Lo dico da sempre, e lo affermo ancora. Questo mio ultimo è stato il viaggio della riscossa, della rinascita, la vittoria sulle previsioni catastrofiche, ma soprattutto sui miei stessi dubbi. Una volta bi-vaccinata e con una buona immunizzazione, ed avendo ancora del fiato da spendere – consapevole che il fiato che hai o lo spendi o si sfiata – ho voluto rischiare, e lo confesso: io stessa non ero sicura che ce l’avrei fatta.
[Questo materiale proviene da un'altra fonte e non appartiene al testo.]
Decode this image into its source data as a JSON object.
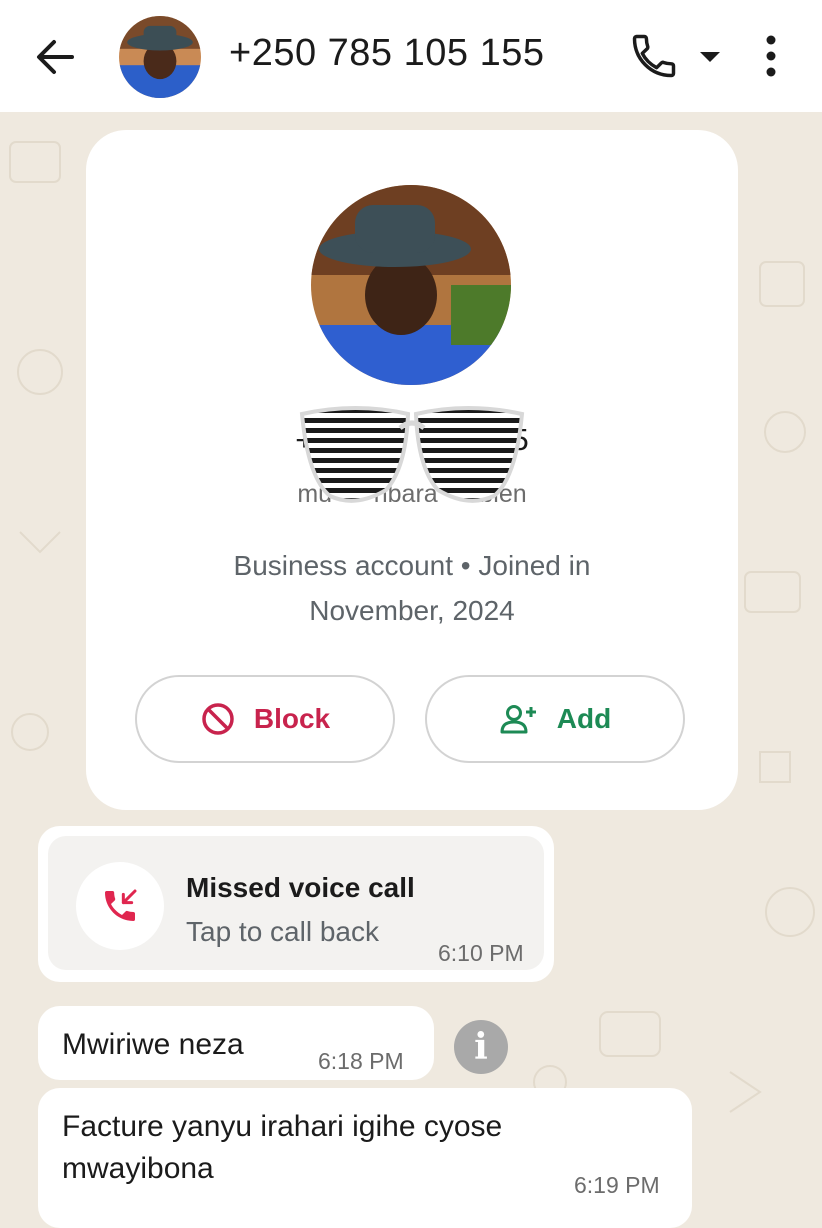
{
  "header": {
    "title": "+250 785 105 155",
    "icons": [
      "back-arrow-icon",
      "phone-icon",
      "chevron-down-icon",
      "more-vert-icon"
    ]
  },
  "profile": {
    "phone": "+2                 155",
    "username": "mu      nbara      bien",
    "info_line1": "Business account • Joined in",
    "info_line2": "November, 2024",
    "block_label": "Block",
    "add_label": "Add"
  },
  "messages": {
    "missed_call": {
      "title": "Missed voice call",
      "subtitle": "Tap to call back",
      "time": "6:10 PM"
    },
    "msg1": {
      "text": "Mwiriwe neza",
      "time": "6:18 PM"
    },
    "msg2": {
      "text": "Facture yanyu irahari igihe cyose mwayibona",
      "time": "6:19 PM"
    }
  },
  "colors": {
    "block": "#c8234d",
    "add": "#1d8a55",
    "background": "#efe9df"
  }
}
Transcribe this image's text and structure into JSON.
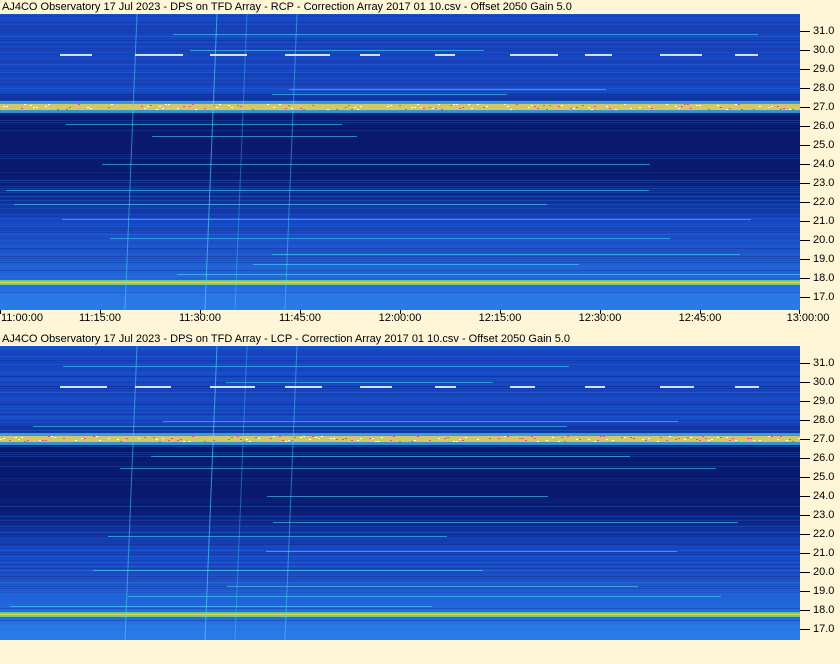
{
  "panels": [
    {
      "id": "rcp",
      "title": "AJ4CO Observatory 17 Jul 2023  -  DPS on TFD Array  -  RCP  -  Correction Array 2017 01 10.csv  -  Offset 2050  Gain 5.0",
      "y_ticks": [
        "31.0",
        "30.0",
        "29.0",
        "28.0",
        "27.0",
        "26.0",
        "25.0",
        "24.0",
        "23.0",
        "22.0",
        "21.0",
        "20.0",
        "19.0",
        "18.0",
        "17.0"
      ],
      "x_ticks": [
        "11:00:00",
        "11:15:00",
        "11:30:00",
        "11:45:00",
        "12:00:00",
        "12:15:00",
        "12:30:00",
        "12:45:00",
        "13:00:00"
      ]
    },
    {
      "id": "lcp",
      "title": "AJ4CO Observatory 17 Jul 2023  -  DPS on TFD Array  -  LCP  -  Correction Array 2017 01 10.csv  -  Offset 2050  Gain 5.0",
      "y_ticks": [
        "31.0",
        "30.0",
        "29.0",
        "28.0",
        "27.0",
        "26.0",
        "25.0",
        "24.0",
        "23.0",
        "22.0",
        "21.0",
        "20.0",
        "19.0",
        "18.0",
        "17.0"
      ],
      "x_ticks": []
    }
  ],
  "colors": {
    "background": "#fef6d6",
    "spectrogram_dark": "#0a1a6e",
    "spectrogram_mid": "#1746c4",
    "spectrogram_light": "#2a7ae8",
    "band_hot": "#ff3fa0",
    "band_warm": "#ffd24a",
    "band_green": "#7cf07a",
    "band_cyan": "#4fe0ff"
  }
}
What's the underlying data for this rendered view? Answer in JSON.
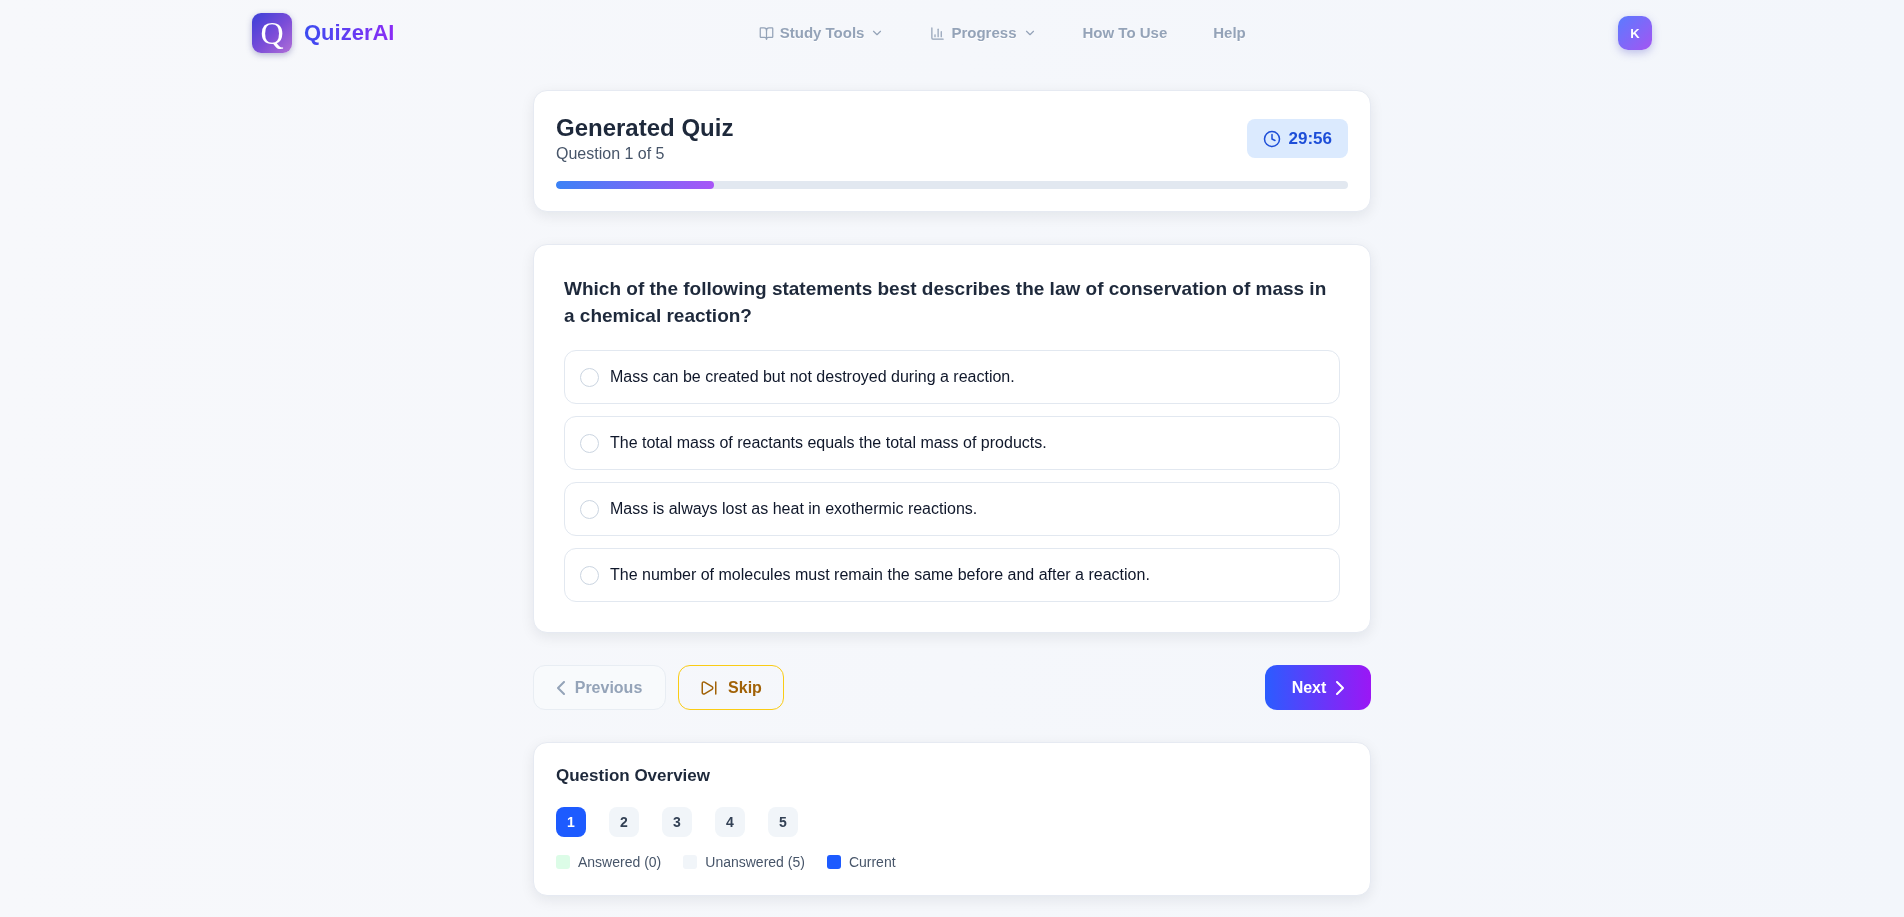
{
  "header": {
    "logo": {
      "letter": "Q"
    },
    "brand": "QuizerAI",
    "nav": [
      {
        "kind": "study",
        "label": "Study Tools"
      },
      {
        "kind": "progress",
        "label": "Progress"
      },
      {
        "kind": "link",
        "label": "How To Use"
      },
      {
        "kind": "link",
        "label": "Help"
      }
    ],
    "avatar": {
      "initial": "K"
    }
  },
  "quiz_header": {
    "title": "Generated Quiz",
    "subtitle": "Question 1 of 5",
    "timer": "29:56",
    "progress": {
      "level": 0.2
    }
  },
  "question": {
    "text": "Which of the following statements best describes the law of conservation of mass in a chemical reaction?",
    "options": [
      {
        "text": "Mass can be created but not destroyed during a reaction.",
        "selected": false
      },
      {
        "text": "The total mass of reactants equals the total mass of products.",
        "selected": false
      },
      {
        "text": "Mass is always lost as heat in exothermic reactions.",
        "selected": false
      },
      {
        "text": "The number of molecules must remain the same before and after a reaction.",
        "selected": false
      }
    ]
  },
  "buttons": [
    {
      "kind": "previous",
      "label": "Previous",
      "disabled": true
    },
    {
      "kind": "skip",
      "label": "Skip",
      "disabled": false
    },
    {
      "kind": "next",
      "label": "Next",
      "disabled": false
    }
  ],
  "overview": {
    "title": "Question Overview",
    "questions": [
      {
        "number": "1",
        "selected": true,
        "answered": false
      },
      {
        "number": "2",
        "selected": false,
        "answered": false
      },
      {
        "number": "3",
        "selected": false,
        "answered": false
      },
      {
        "number": "4",
        "selected": false,
        "answered": false
      },
      {
        "number": "5",
        "selected": false,
        "answered": false
      }
    ],
    "legend": [
      {
        "label": "Answered (0)",
        "color": "#dcfce7"
      },
      {
        "label": "Unanswered (5)",
        "color": "#f1f5f9"
      },
      {
        "label": "Current",
        "color": "#1d5bff"
      }
    ]
  }
}
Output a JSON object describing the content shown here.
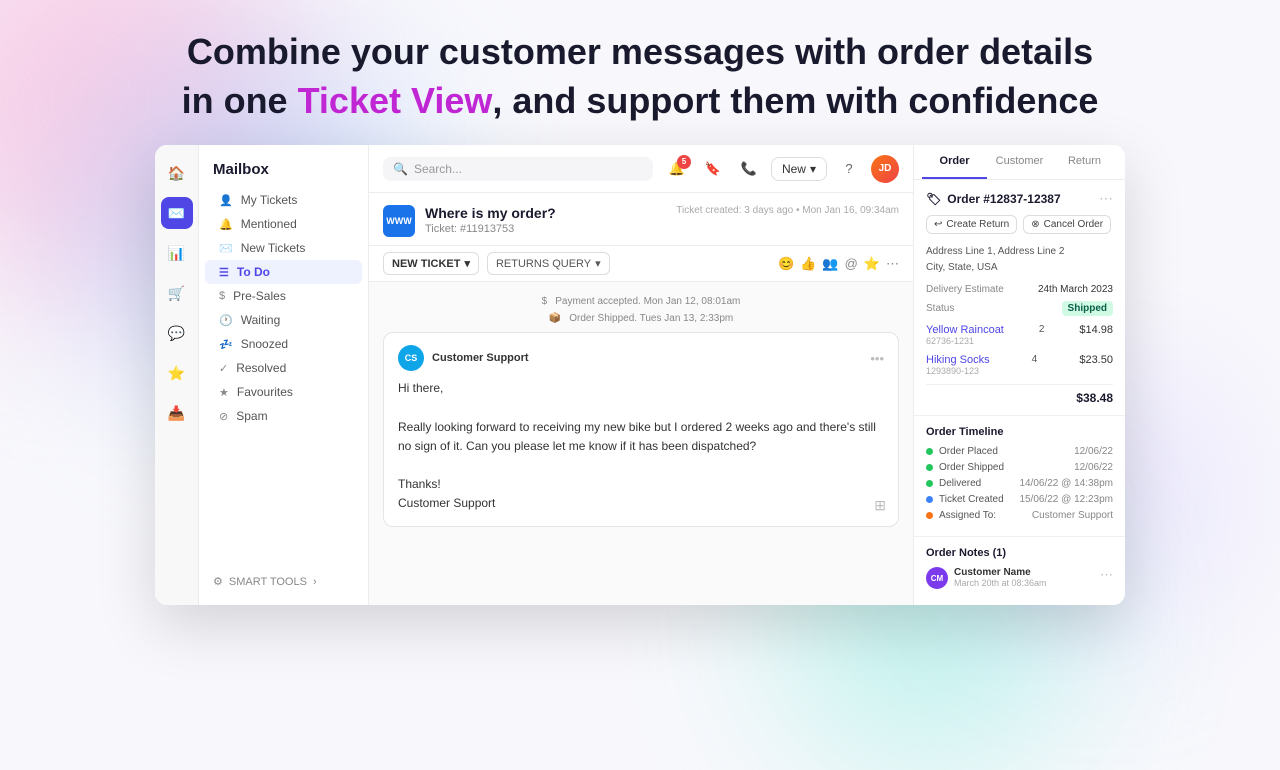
{
  "hero": {
    "line1": "Combine your customer messages with order details",
    "line2_before": "in one ",
    "line2_accent": "Ticket View",
    "line2_after": ", and support them with confidence"
  },
  "topbar": {
    "search_placeholder": "Search...",
    "notif_count": "5",
    "new_btn_label": "New",
    "help_icon": "?",
    "avatar_initials": "JD"
  },
  "sidebar": {
    "title": "Mailbox",
    "items": [
      {
        "label": "My Tickets",
        "icon": "👤",
        "active": false
      },
      {
        "label": "Mentioned",
        "icon": "🔔",
        "active": false
      },
      {
        "label": "New Tickets",
        "icon": "✉️",
        "active": false
      },
      {
        "label": "To Do",
        "icon": "☰",
        "active": true
      },
      {
        "label": "Pre-Sales",
        "icon": "$",
        "active": false
      },
      {
        "label": "Waiting",
        "icon": "🕐",
        "active": false
      },
      {
        "label": "Snoozed",
        "icon": "💤",
        "active": false
      },
      {
        "label": "Resolved",
        "icon": "✓",
        "active": false
      },
      {
        "label": "Favourites",
        "icon": "★",
        "active": false
      },
      {
        "label": "Spam",
        "icon": "⊘",
        "active": false
      }
    ],
    "smart_tools_label": "SMART TOOLS"
  },
  "ticket": {
    "favicon_text": "WWW",
    "subject": "Where is my order?",
    "id": "Ticket: #11913753",
    "created": "Ticket created: 3 days ago",
    "date": "Mon Jan 16, 09:34am",
    "new_ticket_label": "NEW TICKET",
    "returns_label": "RETURNS QUERY"
  },
  "events": [
    {
      "icon": "$",
      "text": "Payment accepted. Mon Jan 12, 08:01am"
    },
    {
      "icon": "📦",
      "text": "Order Shipped. Tues Jan 13, 2:33pm"
    }
  ],
  "message": {
    "avatar": "CS",
    "author": "Customer Support",
    "greeting": "Hi there,",
    "body": "Really looking forward to receiving my new bike but I ordered 2 weeks ago and there's still no sign of it. Can you please let me know if it has been dispatched?",
    "sign_off": "Thanks!",
    "signature": "Customer Support"
  },
  "panel": {
    "tabs": [
      {
        "label": "Order",
        "active": true
      },
      {
        "label": "Customer",
        "active": false
      },
      {
        "label": "Return",
        "active": false
      }
    ],
    "order": {
      "number": "Order #12837-12387",
      "create_return_label": "Create Return",
      "cancel_order_label": "Cancel Order",
      "address_line1": "Address Line 1, Address Line 2",
      "address_line2": "City, State, USA",
      "delivery_label": "Delivery Estimate",
      "delivery_value": "24th March 2023",
      "status_label": "Status",
      "status_value": "Shipped",
      "items": [
        {
          "name": "Yellow Raincoat",
          "sku": "62736-1231",
          "qty": "2",
          "price": "$14.98"
        },
        {
          "name": "Hiking Socks",
          "sku": "1293890-123",
          "qty": "4",
          "price": "$23.50"
        }
      ],
      "total": "$38.48"
    },
    "timeline": {
      "title": "Order Timeline",
      "items": [
        {
          "label": "Order Placed",
          "date": "12/06/22",
          "dot": "green"
        },
        {
          "label": "Order Shipped",
          "date": "12/06/22",
          "dot": "green"
        },
        {
          "label": "Delivered",
          "date": "14/06/22 @ 14:38pm",
          "dot": "green"
        },
        {
          "label": "Ticket Created",
          "date": "15/06/22 @ 12:23pm",
          "dot": "blue"
        },
        {
          "label": "Assigned To:",
          "date": "Customer Support",
          "dot": "orange"
        }
      ]
    },
    "notes": {
      "title": "Order Notes (1)",
      "items": [
        {
          "avatar": "CM",
          "author": "Customer Name",
          "date": "March 20th at 08:36am"
        }
      ]
    }
  }
}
Alla mia età, e dopo un anno di reclusione e di problemi di salute abbastanza invalidanti, ho sentito il bisogno di provare a me stessa che sono ancora viva, che sono ancora in grado di far cose che mi danno gioia, senso di libertà e di autonomia, sensazioni per me vitali. Un viaggio di dieci giorni e 1300 km di percorso. Ma devo anche chiarire che da sola non mi sarei avventurata. Ho potuto farlo perché ho avuto con me due compagne di viaggio perfette: attente, discrete, affettuose, sempre su con il morale, co-piloti eccellenti, mai uno screzio, mai una insoddisfazione, e per di più, vaccinate! Non avrebbero potuto essere più perfette per i miei propositi.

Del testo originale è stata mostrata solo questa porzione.